Karen Thurm Safarn: The reception has been nothing short of amazing. Being able to create an app that kids can demonstrate to their friends on their iPhone is confidence inspiring. GameSalad Creator is so easy to use. It brings a world of creative possibilities to non-programmers.

The San Francisco Chronicle article and CNET TV coverage showcase some of our students work. With do something BIG!, we feature many stories which show how students have turned their interest into something more. Their apps have sold in the Apple store, they’ve written books, they’ve returned to school to teach classes in programming, they started tech clubs, and much more. Most of these stories feature students in their after-camp years, detailing how they’ve used skills learned at our programs to set themselves apart in school and in their careers. With GameSalad Creator being fairly new to iD Tech Camps, along with the fact that the students who have experienced the software at camp are younger in age, we anticipate seeing more and more success stories as these kids grow older and begin to do BIG things after getting their start with GameSalad Creator.
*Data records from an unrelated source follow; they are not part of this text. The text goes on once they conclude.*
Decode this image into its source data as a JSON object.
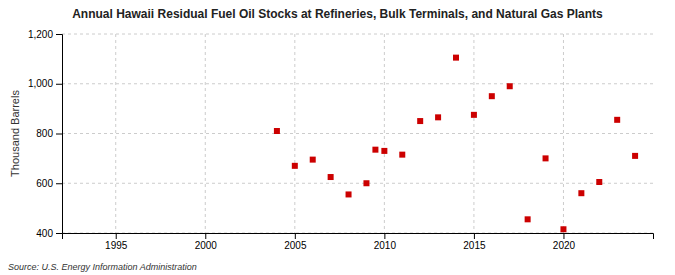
{
  "chart_data": {
    "type": "scatter",
    "title": "Annual Hawaii Residual Fuel Oil Stocks at Refineries, Bulk Terminals, and Natural Gas Plants",
    "ylabel": "Thousand Barrels",
    "annotations": [
      "Source: U.S. Energy Information Administration"
    ],
    "x": [
      2004,
      2005,
      2006,
      2007,
      2008,
      2009,
      2009.5,
      2010,
      2011,
      2012,
      2013,
      2014,
      2015,
      2016,
      2017,
      2018,
      2019,
      2020,
      2021,
      2022,
      2023,
      2024
    ],
    "values": [
      810,
      670,
      695,
      625,
      555,
      600,
      735,
      730,
      715,
      850,
      865,
      1105,
      875,
      950,
      990,
      455,
      700,
      415,
      560,
      605,
      855,
      710
    ],
    "color": "#cc0000",
    "marker": "square",
    "xlim": [
      1992,
      2025
    ],
    "ylim": [
      400,
      1200
    ],
    "xticks": [
      1995,
      2000,
      2005,
      2010,
      2015,
      2020
    ],
    "yticks": [
      400,
      600,
      800,
      {
        "value": 1000,
        "label": "1,000"
      },
      {
        "value": 1200,
        "label": "1,200"
      }
    ],
    "grid": true
  }
}
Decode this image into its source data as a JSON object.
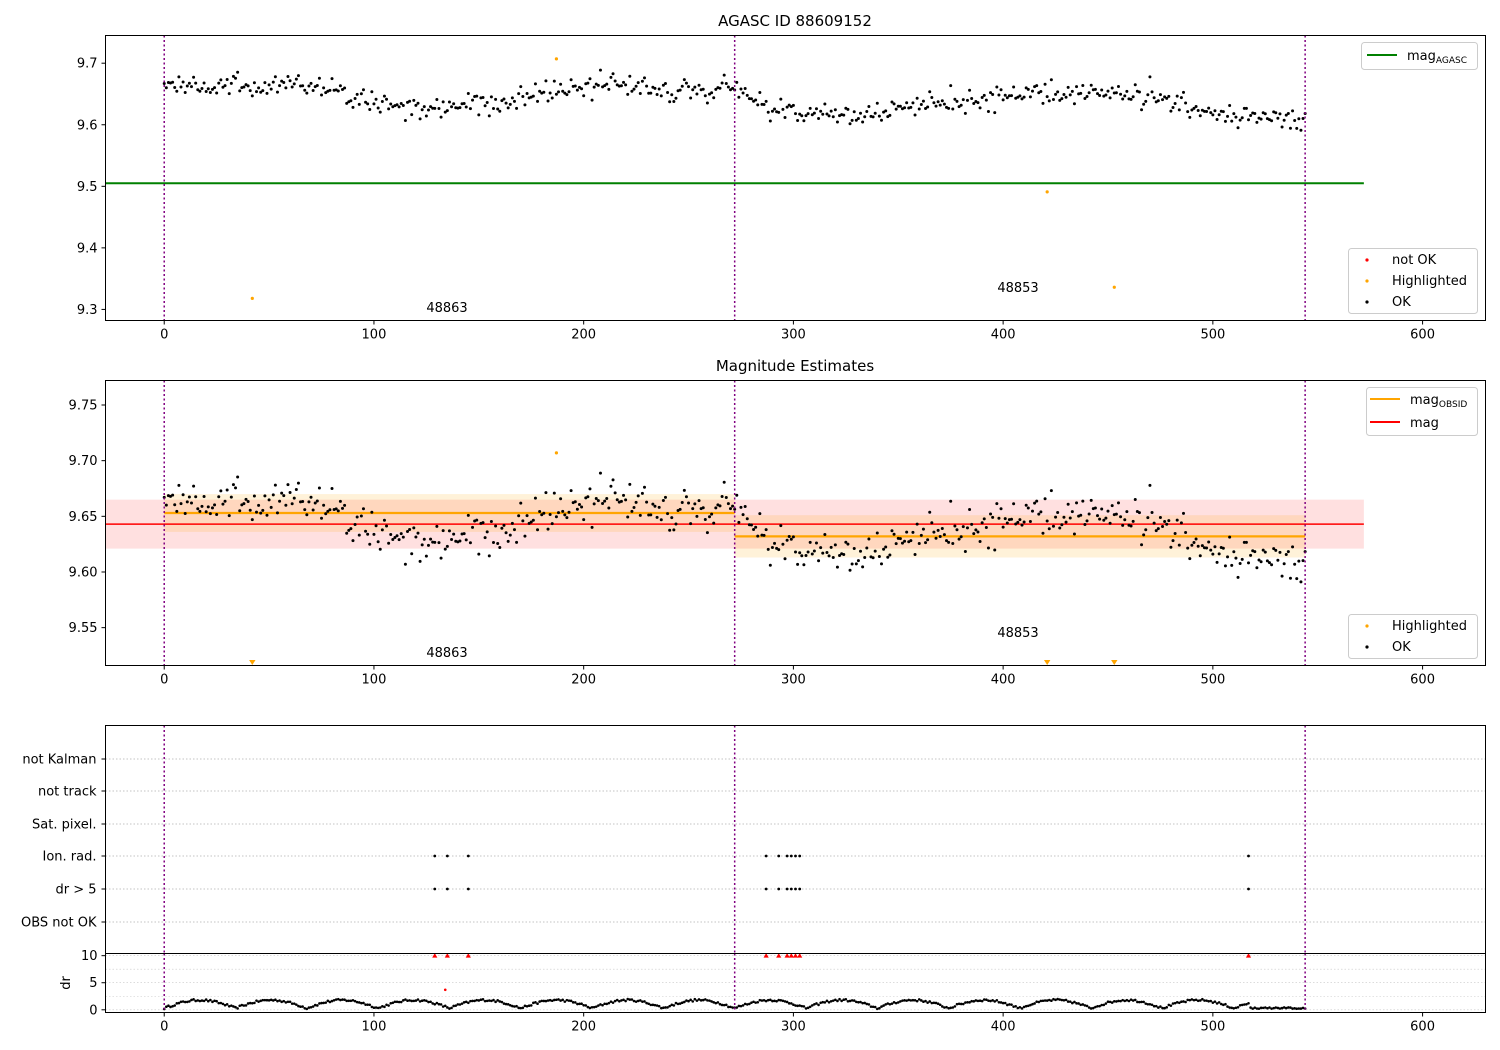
{
  "chart_data": [
    {
      "type": "scatter",
      "title": "AGASC ID 88609152",
      "xlim": [
        -28,
        630
      ],
      "ylim": [
        9.282,
        9.745
      ],
      "x_ticks": [
        0,
        100,
        200,
        300,
        400,
        500,
        600
      ],
      "y_ticks": [
        9.3,
        9.4,
        9.5,
        9.6,
        9.7
      ],
      "obs_boundaries": [
        0,
        272,
        544
      ],
      "observations": [
        {
          "obsid": "48863",
          "x": 271,
          "y": 9.297,
          "start": 0,
          "end": 272
        },
        {
          "obsid": "48853",
          "x": 272,
          "y": 9.331,
          "start": 272,
          "end": 544
        }
      ],
      "reference_line": {
        "name": "mag_{AGASC}",
        "value": 9.505,
        "x_range": [
          -28,
          572
        ],
        "color": "#008000"
      },
      "highlighted_points": [
        {
          "x": 42,
          "y": 9.318
        },
        {
          "x": 187,
          "y": 9.707
        },
        {
          "x": 421,
          "y": 9.491
        },
        {
          "x": 453,
          "y": 9.336
        }
      ],
      "ok_trend": {
        "segment_1": {
          "x_range": [
            0,
            271
          ],
          "knots": [
            [
              0,
              9.66
            ],
            [
              30,
              9.665
            ],
            [
              60,
              9.663
            ],
            [
              90,
              9.648
            ],
            [
              110,
              9.63
            ],
            [
              140,
              9.628
            ],
            [
              180,
              9.65
            ],
            [
              210,
              9.665
            ],
            [
              240,
              9.655
            ],
            [
              271,
              9.662
            ]
          ]
        },
        "segment_2": {
          "x_range": [
            272,
            544
          ],
          "knots": [
            [
              272,
              9.66
            ],
            [
              290,
              9.623
            ],
            [
              330,
              9.612
            ],
            [
              360,
              9.63
            ],
            [
              390,
              9.64
            ],
            [
              420,
              9.655
            ],
            [
              450,
              9.652
            ],
            [
              470,
              9.645
            ],
            [
              490,
              9.625
            ],
            [
              515,
              9.615
            ],
            [
              544,
              9.607
            ]
          ]
        },
        "noise": 0.012
      },
      "legend": {
        "upper_right": [
          "mag_{AGASC}"
        ],
        "lower_right": [
          "not OK",
          "Highlighted",
          "OK"
        ]
      },
      "colors": {
        "ok": "#000000",
        "highlighted": "#ffa500",
        "not_ok": "#ff0000",
        "boundary": "#800080"
      }
    },
    {
      "type": "scatter",
      "title": "Magnitude Estimates",
      "xlim": [
        -28,
        630
      ],
      "ylim": [
        9.516,
        9.772
      ],
      "x_ticks": [
        0,
        100,
        200,
        300,
        400,
        500,
        600
      ],
      "y_ticks": [
        9.55,
        9.6,
        9.65,
        9.7,
        9.75
      ],
      "obs_boundaries": [
        0,
        272,
        544
      ],
      "observations": [
        {
          "obsid": "48863",
          "x": 271,
          "y": 9.523,
          "mag_obsid": 9.653,
          "mag_obsid_err": 0.017,
          "start": 0,
          "end": 272
        },
        {
          "obsid": "48853",
          "x": 272,
          "y": 9.542,
          "mag_obsid": 9.632,
          "mag_obsid_err": 0.019,
          "start": 272,
          "end": 544
        }
      ],
      "mag": {
        "value": 9.643,
        "err": 0.022,
        "x_range": [
          -28,
          572
        ]
      },
      "highlighted_points": [
        {
          "x": 187,
          "y": 9.707
        }
      ],
      "out_of_range_markers": [
        {
          "x": 42
        },
        {
          "x": 421
        },
        {
          "x": 453
        }
      ],
      "legend": {
        "upper_right": [
          "mag_{OBSID}",
          "mag"
        ],
        "lower_right": [
          "Highlighted",
          "OK"
        ]
      },
      "colors": {
        "mag_obsid": "#ffa500",
        "mag": "#ff0000",
        "ok": "#000000",
        "highlighted": "#ffa500",
        "boundary": "#800080"
      }
    },
    {
      "type": "scatter",
      "title": "",
      "xlim": [
        -28,
        630
      ],
      "categories": [
        "not Kalman",
        "not track",
        "Sat. pixel.",
        "Ion. rad.",
        "dr > 5",
        "OBS not OK"
      ],
      "flagged_x": [
        129,
        135,
        145,
        287,
        293,
        297,
        299,
        301,
        303,
        517
      ],
      "obs_boundaries": [
        0,
        272,
        544
      ]
    },
    {
      "type": "scatter",
      "title": "",
      "ylabel": "dr",
      "xlim": [
        -28,
        630
      ],
      "ylim": [
        -0.5,
        10.4
      ],
      "y_ticks": [
        0,
        5,
        10
      ],
      "x_ticks": [
        0,
        100,
        200,
        300,
        400,
        500,
        600
      ],
      "obs_boundaries": [
        0,
        272,
        544
      ],
      "clipped_points": [
        129,
        135,
        145,
        287,
        293,
        297,
        299,
        301,
        303,
        517
      ],
      "outliers": [
        {
          "x": 134,
          "y": 3.7
        }
      ],
      "colors": {
        "ok": "#000000",
        "clipped": "#ff0000",
        "boundary": "#800080"
      }
    }
  ]
}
GameSalad: What advice would you offer to children and teens interested in technology and app development?

Karen Thurm Safarn: It is so important to foster interests and see how you can take these passions further. Perhaps something like app development, video game creation, and programming can turn into a career. We advise students to spend the summer exploring opportunities that focus on their interests. What could be more satisfying then having a career doing something you love to do?